Through the PMDA, the Pakistani government believes they can curtail the spread of misinformation, with the stated goal of protecting the public. Due to the sweeping changes, the government would have to reform, or abolish entirely, current media laws to align with these new regulations. VOA explains that the government believes the PMDA remedies the current “fragmented” and “fractured” media regulatory environment.
According to The Washington Post, critics view the PMDA as a blatant attempt to tighten federal government control over the media. Critics claim the proposed law would give unchecked powers to a government-controlled assembly, including the ability to punish news organizations and journalists. Such punishments include heavy fines as well as up to three years in prison. These penalties would apply to anything violating the state-mandated code of conduct or any content deemed “fake” news.
Human Rights Watch points out how the proposed bill ignores the fact that print, electronic, and social media are separate entities, each with their own defined features. Pakistan’s media includes roughly 150 television channels, with more than 300 radio stations, as well as close to 3,000 print publications, 1,000 cable operators, and various film production studios. Journalists believe control of all these types of media under a single authority would be impossible, fearing widespread corruption and abuse.
During the 2018 General Election, Prime Minister Imran Khan and his Pakistan Tehreek-e-Insaf (Pakistan Movement for Justice) party (PTI) gained power. Reporters Without Borders emphasizes that Pakistani media freedom has diminished substantially since Khan took office. Attributing to this constriction of freedom is the exponential rise in attacks on journalists since Khan’s government came to power. Nonetheless, the Pakistani government continues to pledge its support for free speech in accordance with their constitution.
While the Pakistani Constitution limits censorship within the country, one provision allows for “reasonable restrictions in the interests of the sovereignty and integrity of Pakistan or public order or morality.” This stipulation provides the basis for the controversial proposal.
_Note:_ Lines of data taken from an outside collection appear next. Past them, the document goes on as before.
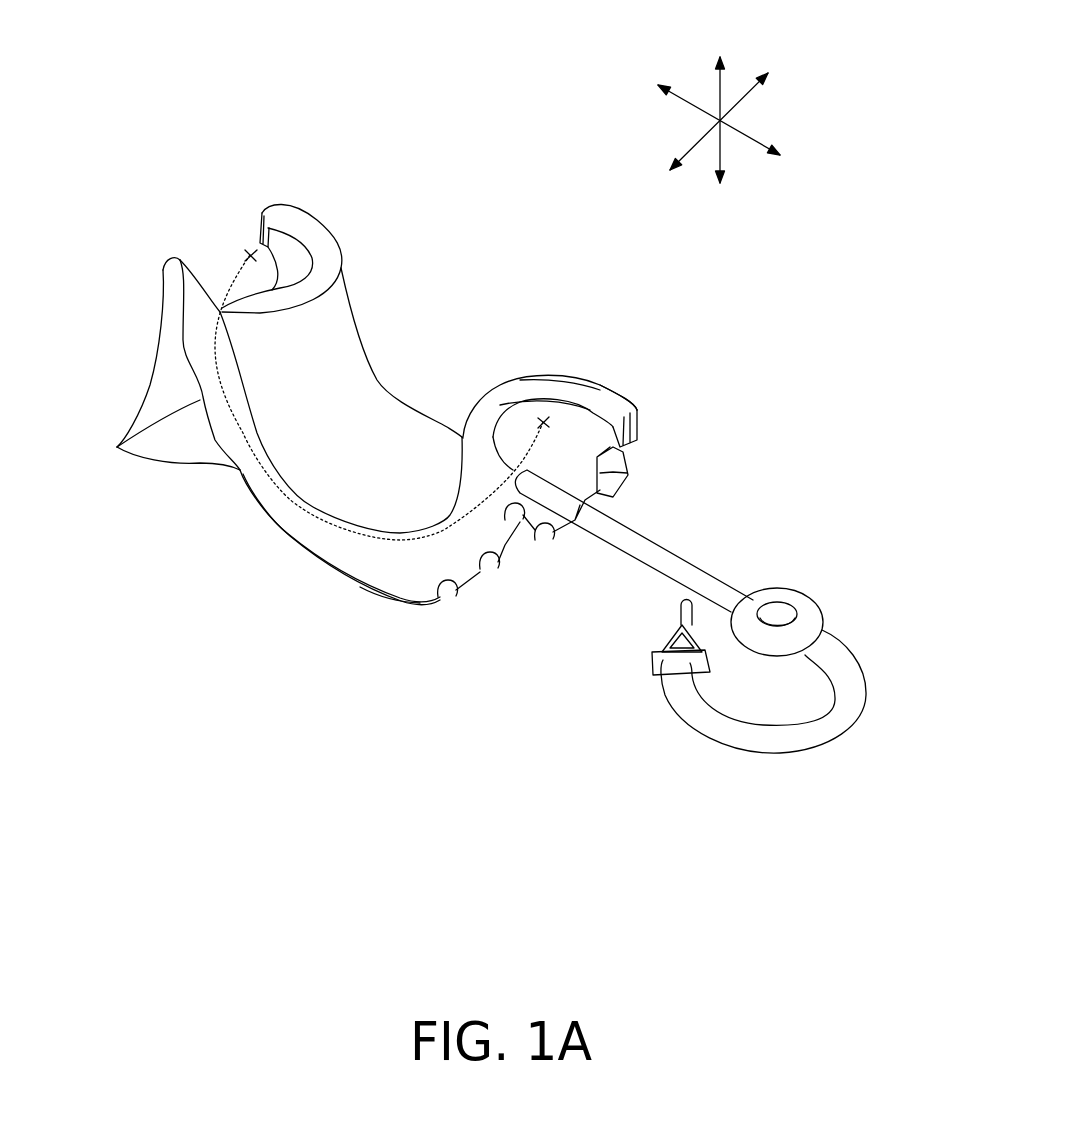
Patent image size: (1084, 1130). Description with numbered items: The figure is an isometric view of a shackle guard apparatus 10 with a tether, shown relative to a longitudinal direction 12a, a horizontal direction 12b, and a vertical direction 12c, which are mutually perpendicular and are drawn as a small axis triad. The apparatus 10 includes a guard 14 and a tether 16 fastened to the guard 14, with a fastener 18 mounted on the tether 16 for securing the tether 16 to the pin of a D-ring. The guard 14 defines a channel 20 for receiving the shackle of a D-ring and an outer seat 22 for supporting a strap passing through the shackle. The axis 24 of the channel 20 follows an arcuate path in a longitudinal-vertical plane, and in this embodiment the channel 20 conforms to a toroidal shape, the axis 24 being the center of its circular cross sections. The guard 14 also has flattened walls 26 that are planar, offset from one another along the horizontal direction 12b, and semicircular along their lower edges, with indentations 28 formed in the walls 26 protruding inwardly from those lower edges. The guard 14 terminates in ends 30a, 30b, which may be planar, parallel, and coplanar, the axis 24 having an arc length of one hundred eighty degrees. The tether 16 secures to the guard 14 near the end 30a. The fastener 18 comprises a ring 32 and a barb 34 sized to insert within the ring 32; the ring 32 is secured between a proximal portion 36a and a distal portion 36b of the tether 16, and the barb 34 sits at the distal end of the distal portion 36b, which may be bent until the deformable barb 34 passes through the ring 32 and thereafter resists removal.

The apparatus 10 is at (452, 292).
The longitudinal direction 12a is at (740, 129).
The horizontal direction 12b is at (742, 100).
The vertical direction 12c is at (717, 82).
The guard 14 is at (297, 556).
The tether 16 is at (624, 582).
The fastener 18 is at (772, 566).
The channel 20 is at (527, 422).
The outer seat 22 is at (380, 447).
The axis 24 is at (537, 448).
The flattened walls 26 is at (623, 397).
The indentations 28 is at (117, 447).
The end 30a is at (548, 387).
The end 30b is at (300, 225).
The ring 32 is at (797, 603).
The barb 34 is at (667, 638).
The proximal portion 36a is at (655, 557).
The distal portion 36b is at (837, 707).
Despite being introduced in May, the government has yet to move the media regulation law through Parliament. Pakistani officials have faced public pushback from not only the owners of news organizations and journalist unions, but also opposing members of the National Assembly.
Shehbaz Sharif, the leader of the opposition in the Pakistani Parliament, pledged his party’s support in the journalists’ struggle against the PMDA, according to The Print. Sharif believes the PMDA “robs the media of its independence and stifles free speech,” and he condemns Khan’s PTI-led government for attempting to “[demolish] every institution that represents democracy.”
According to ANI News, the All Pakistan Newspapers Society (APNS), the premier body of newspaper publishers in Pakistan, issued a letter on Sept. 8, declaring the law to be “unconstitutional and draconian” which goes against laws of “freedom and expression.” APNS executive director Dr. Tanvir A Tahir asserts, “The concept is an attempt to tighten federal government hold over the media through one draconian authority ignoring the fact that print, digital and electronic media are separate entities each with their own defined features and respective regulatory laws.”
The General Secretary of the Pakistan Federal Union of Journalists (PFUJ), the main body behind the demonstrations on Sept. 13, Nasir Zaidi, believes the PMDA to be an attempt to “stifle the voice of the media.”
Despite all the pushback, there exists a growing expectation that the PMDA will be instated soon, most likely through a presidential ordinance which the Pakistani Parliament will later pass into law.